Die Schauspieler sollten mit echten Waffen in der Hand auftreten, damit die Szenen bedrohlicher würden. Doch das gab Probleme mit Zoll und Polizei

aus Lagos HAKEEM JIMO

„Seit 14 Tagen bekommen wir jeden Tag das Gleiche zu essen: entweder Yamwurzeln oder Kartoffeln mit Paprikasauce und am Morgen gibt es dazu noch Haferbrei.“ Die Schauspieler und Bühnentechniker aus der Schweiz und aus England leiden unter dem nigerianischen Nationalgericht. Die einheimischen Darsteller kennen den Speiseplan – sie leben damit. Fünf Wochen lang hat das multinationale Ensemble gemeinsam geprobt, um Wole Soyinkas neues Stück „King Baabu“ auf die Bühne zu bringen. Am Montag war in Lagos Premiere.
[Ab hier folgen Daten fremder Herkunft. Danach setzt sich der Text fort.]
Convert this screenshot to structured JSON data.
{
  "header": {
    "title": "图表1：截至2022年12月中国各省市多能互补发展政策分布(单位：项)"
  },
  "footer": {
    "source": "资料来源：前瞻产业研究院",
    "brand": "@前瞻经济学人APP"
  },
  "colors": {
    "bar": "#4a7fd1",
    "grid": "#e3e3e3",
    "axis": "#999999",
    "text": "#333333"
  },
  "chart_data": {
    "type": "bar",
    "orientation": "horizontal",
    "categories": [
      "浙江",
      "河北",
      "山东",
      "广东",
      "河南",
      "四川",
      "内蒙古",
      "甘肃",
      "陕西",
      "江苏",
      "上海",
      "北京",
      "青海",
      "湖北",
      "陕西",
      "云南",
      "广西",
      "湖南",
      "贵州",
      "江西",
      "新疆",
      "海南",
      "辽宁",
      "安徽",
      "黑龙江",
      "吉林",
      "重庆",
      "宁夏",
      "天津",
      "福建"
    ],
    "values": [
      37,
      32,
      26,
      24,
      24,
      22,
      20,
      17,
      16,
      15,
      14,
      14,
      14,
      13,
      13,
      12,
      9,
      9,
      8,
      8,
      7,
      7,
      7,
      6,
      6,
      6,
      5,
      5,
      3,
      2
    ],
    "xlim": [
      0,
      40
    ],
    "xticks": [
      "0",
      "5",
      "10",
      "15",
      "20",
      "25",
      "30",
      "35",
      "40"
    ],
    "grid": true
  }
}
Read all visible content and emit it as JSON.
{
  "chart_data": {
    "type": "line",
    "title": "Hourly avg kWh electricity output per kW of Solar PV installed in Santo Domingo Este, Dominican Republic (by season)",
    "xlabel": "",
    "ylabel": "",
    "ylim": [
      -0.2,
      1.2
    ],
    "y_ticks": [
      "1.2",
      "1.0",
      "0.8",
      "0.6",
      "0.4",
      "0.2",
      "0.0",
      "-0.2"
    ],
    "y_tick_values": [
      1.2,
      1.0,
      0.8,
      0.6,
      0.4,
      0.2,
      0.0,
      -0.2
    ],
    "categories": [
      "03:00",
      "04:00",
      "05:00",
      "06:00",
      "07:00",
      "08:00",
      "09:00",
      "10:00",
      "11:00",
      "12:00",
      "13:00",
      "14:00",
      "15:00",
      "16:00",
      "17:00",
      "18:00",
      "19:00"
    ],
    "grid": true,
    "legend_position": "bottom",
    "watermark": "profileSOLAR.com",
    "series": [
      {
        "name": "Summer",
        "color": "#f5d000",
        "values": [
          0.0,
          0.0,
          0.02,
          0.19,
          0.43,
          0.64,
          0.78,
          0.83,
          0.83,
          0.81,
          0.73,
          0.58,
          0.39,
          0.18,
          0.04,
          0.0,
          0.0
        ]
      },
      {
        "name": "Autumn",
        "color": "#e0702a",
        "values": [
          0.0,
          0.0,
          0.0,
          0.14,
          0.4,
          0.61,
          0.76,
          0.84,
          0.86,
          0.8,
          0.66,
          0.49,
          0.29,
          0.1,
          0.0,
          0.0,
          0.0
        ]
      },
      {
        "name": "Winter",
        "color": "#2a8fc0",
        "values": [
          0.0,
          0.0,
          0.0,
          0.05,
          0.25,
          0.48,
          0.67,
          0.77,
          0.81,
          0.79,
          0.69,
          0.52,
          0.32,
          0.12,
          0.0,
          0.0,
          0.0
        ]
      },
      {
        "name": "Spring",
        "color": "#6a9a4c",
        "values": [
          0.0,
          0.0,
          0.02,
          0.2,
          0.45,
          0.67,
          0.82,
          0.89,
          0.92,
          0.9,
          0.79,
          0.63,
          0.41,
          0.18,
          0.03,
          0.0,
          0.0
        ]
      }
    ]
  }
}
Das Wagnis hat sich gelohnt. Alle sind sich einig: Eine große Theaterproduktion in Nigeria, die später auf Welttournee gehen wird – noch dazu unter persönlicher Leitung Soyinkas. Das ist ein historisches Ereignis für ein Land, das Jahrzehntelang unter Diktatur und Wirtschaftskrise gelitten hat.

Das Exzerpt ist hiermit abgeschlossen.